Pourtant, le 15 décembre 2021, la Cour de cassation marocaine a rendu un avis favorable à la demande d’extradition dans son arrêt n° 1799. Le lendemain, le 16 décembre 2021, quatre rapporteures et rapporteurs spéciaux des Nations unies ont appelé le gouvernement marocain à ne pas appliquer la décision de la Cour de cassation, invoquant le risque de « graves violations des droits humains, notamment la détention arbitraire, la disparition forcée, ou la torture et d’autres peines ou traitements cruels, inhumains ou dégradants. ».

Le 20 décembre 2021, le Comité des Nations unies contre la torture s’est prononcé en faveur de mesures provisoires, demandant au Maroc de ne pas extrader Idris Hasan vers la Chine. Grâce également à des pressions internationales, Idris Hasan est toujours au Maroc, mais le gouvernement marocain doit encore répondre à la demande de mesures provisoires que lui a adressée le Comité contre la torture. Idris Hasan reste exposé à un risque élevé d’extradition vers la Chine, où la probabilité qu’il soit soumis à de graves violations des droits humains - notamment à une détention arbitraire, à une disparition forcée ou à des actes de torture - serait forte.

Le Xinjiang est l’une des régions chinoises dont la population est la plus diversifiée sur le plan ethnique. Plus de la moitié de ses 22 millions d’habitant·e·s appartiennent à des groupes ethniques principalement d’origine turque et majoritairement musulmans, parmi lesquels les Ouïghours (environ 11,3 millions de personnes), les Kazakhs (environ 1,6 million de personnes) et d’autres populations dont les langues, les cultures et les modes de vie sont très différents de ceux des Hans, qui sont majoritaires en Chine « intérieure ».
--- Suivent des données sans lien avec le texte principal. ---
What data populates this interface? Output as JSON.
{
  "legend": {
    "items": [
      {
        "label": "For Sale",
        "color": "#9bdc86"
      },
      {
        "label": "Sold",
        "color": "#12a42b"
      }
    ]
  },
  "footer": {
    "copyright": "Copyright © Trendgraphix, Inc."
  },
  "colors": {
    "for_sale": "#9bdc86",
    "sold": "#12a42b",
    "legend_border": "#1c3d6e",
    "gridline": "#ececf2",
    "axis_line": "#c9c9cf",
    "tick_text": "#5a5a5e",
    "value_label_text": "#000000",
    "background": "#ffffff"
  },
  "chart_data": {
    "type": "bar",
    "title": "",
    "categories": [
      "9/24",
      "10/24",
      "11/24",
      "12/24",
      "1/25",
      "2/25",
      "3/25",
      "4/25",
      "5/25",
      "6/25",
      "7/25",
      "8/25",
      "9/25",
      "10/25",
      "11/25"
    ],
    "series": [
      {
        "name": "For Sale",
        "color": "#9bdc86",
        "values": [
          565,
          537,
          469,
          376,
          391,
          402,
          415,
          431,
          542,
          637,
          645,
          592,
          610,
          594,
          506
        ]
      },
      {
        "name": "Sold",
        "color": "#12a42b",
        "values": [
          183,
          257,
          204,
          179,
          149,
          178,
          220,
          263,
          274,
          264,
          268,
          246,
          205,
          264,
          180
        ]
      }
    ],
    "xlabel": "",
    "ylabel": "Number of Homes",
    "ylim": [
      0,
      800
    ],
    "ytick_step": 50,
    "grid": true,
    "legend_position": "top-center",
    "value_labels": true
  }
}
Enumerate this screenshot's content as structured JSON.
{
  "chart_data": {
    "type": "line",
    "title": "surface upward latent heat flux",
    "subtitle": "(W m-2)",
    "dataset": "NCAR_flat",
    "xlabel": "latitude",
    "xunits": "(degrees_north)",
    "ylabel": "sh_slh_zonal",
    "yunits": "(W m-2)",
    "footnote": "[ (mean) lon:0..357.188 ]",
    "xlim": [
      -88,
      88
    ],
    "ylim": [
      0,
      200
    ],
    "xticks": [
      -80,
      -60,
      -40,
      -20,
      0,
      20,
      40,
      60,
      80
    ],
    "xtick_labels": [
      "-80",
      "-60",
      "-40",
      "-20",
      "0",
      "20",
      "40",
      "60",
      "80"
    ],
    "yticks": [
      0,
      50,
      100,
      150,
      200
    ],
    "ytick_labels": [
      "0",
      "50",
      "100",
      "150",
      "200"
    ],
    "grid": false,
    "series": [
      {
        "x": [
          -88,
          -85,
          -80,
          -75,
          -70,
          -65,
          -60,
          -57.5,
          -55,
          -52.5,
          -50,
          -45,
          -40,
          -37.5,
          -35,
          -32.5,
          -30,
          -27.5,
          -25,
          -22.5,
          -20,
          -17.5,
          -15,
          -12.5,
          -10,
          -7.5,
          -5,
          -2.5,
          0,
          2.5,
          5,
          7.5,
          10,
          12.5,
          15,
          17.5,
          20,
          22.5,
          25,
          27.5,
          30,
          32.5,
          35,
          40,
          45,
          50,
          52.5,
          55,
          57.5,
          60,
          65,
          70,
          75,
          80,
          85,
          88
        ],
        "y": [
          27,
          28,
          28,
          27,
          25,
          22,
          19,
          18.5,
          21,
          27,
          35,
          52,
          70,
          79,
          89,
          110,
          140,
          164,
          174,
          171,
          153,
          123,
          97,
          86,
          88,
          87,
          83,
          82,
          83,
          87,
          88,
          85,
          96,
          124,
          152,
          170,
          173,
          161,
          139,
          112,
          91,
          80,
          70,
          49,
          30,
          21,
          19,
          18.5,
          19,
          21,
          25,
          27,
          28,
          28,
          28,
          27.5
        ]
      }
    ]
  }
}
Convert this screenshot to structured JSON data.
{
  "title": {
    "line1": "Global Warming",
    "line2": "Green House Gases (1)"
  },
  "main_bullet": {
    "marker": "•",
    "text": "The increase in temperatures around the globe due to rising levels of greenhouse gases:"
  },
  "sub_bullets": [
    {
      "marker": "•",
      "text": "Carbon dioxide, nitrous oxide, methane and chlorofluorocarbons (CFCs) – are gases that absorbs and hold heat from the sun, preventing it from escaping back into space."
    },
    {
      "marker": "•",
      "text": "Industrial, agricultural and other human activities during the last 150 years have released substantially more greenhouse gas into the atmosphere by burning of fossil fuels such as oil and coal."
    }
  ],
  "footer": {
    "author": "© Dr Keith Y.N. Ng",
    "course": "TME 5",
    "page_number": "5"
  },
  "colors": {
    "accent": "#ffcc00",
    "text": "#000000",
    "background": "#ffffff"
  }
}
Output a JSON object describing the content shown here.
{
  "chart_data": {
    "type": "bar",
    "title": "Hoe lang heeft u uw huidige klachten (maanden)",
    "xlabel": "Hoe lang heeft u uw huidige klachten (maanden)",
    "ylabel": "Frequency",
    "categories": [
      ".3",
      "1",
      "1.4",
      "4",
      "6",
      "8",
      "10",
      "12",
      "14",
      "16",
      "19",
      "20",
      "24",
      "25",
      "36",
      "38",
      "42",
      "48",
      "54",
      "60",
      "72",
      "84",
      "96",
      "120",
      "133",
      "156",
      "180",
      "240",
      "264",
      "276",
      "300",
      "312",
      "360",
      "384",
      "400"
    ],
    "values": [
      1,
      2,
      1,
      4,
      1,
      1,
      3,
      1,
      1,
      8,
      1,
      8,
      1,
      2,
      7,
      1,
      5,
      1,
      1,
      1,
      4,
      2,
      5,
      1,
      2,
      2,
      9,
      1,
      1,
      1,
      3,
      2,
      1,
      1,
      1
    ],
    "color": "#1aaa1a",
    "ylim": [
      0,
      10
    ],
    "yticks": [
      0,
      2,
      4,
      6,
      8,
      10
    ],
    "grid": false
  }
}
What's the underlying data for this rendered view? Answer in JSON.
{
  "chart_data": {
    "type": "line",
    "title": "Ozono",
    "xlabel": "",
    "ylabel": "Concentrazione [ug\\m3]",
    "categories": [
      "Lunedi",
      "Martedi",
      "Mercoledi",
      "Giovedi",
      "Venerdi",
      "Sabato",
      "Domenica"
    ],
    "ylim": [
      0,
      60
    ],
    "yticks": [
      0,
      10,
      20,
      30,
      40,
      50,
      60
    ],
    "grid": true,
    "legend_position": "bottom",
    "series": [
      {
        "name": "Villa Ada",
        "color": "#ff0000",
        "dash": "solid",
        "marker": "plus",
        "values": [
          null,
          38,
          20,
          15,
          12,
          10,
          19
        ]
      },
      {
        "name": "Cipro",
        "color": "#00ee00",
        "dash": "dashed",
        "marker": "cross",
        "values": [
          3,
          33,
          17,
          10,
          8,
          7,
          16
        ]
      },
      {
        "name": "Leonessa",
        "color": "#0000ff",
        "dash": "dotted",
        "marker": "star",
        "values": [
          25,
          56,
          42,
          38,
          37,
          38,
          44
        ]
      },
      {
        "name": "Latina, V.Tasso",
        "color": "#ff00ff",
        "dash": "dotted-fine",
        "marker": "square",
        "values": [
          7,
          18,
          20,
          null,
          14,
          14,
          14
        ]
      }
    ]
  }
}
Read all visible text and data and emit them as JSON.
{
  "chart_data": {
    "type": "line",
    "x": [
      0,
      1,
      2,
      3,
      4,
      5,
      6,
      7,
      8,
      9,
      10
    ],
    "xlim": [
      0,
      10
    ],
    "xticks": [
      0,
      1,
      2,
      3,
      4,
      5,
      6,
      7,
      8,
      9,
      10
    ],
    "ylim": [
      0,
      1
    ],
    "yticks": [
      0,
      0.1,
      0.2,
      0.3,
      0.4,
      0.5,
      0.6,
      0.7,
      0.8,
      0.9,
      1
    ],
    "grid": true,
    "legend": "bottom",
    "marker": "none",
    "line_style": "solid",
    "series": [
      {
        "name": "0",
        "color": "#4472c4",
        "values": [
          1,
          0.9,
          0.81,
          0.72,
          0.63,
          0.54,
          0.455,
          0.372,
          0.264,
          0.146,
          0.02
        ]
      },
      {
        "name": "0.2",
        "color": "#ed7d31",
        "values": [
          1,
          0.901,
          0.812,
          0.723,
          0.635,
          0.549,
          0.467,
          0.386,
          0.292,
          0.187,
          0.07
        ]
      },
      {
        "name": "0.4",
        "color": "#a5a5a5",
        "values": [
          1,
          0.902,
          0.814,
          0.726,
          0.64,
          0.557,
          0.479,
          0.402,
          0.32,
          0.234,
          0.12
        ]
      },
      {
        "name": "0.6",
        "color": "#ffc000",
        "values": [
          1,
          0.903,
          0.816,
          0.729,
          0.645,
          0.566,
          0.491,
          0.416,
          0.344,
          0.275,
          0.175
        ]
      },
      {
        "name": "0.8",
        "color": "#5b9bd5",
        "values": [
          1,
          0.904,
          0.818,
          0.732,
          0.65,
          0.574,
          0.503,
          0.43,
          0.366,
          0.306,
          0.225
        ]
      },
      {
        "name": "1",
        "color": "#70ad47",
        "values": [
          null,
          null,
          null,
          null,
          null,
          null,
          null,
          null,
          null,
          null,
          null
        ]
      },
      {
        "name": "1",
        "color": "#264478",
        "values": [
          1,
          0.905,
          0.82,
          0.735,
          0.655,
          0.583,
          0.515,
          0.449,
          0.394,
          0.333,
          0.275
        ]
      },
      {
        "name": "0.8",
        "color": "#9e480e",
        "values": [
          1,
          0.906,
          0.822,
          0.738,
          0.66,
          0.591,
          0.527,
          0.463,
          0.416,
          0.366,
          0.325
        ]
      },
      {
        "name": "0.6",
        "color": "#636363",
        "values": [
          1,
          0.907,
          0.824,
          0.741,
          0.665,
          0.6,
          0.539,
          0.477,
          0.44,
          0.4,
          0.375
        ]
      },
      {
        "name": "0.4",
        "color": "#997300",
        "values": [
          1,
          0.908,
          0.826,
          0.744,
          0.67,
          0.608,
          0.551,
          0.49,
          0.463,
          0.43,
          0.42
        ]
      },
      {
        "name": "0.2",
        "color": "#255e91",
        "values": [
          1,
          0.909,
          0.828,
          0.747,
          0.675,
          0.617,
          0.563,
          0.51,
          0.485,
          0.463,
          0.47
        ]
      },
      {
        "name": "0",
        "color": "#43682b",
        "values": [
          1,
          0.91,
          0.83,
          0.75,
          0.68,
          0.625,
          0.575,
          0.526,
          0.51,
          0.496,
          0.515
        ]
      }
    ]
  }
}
Depuis 2017, sous prétexte de lutter contre le « terrorisme » et l’« extrémisme religieux », l’État chinois commet des violations systématiques et de grande ampleur à l’encontre de la population musulmane du Xinjiang. On estime que plus d’un million de personnes ont été placées en détention arbitrairement dans des camps d’internement un peu partout dans le Xinjiang depuis 2017.

Le rapport d’Amnesty International intitulé « Comme si nous étions ennemis de guerre » - internements, torture et persécutions perpétrés à une échelle massive contre les musulmans du Xinjiang, publié en 2021, est le document le plus complet à ce jour sur la répression écrasante que subissent les Ouïghours, les Kazakhs et d’autres minorités ethniques à majorité musulmane dans le Xinjiang. Ce rapport décrit les violations des droits humains perpétrées par les autorités chinoises dans le Xinjiang entre 2017 et 2021, y compris les violations commises en dehors des camps d’internement.

Les éléments de preuve recueillis par Amnesty International constituent une base factuelle qui permet de conclure que le gouvernement chinois a commis au moins les crimes contre l’humanité que sont l’emprisonnement, la torture et la persécution à l’encontre des Ouïghours, des Kazakhs et d’autres minorités ethniques à majorité musulmane.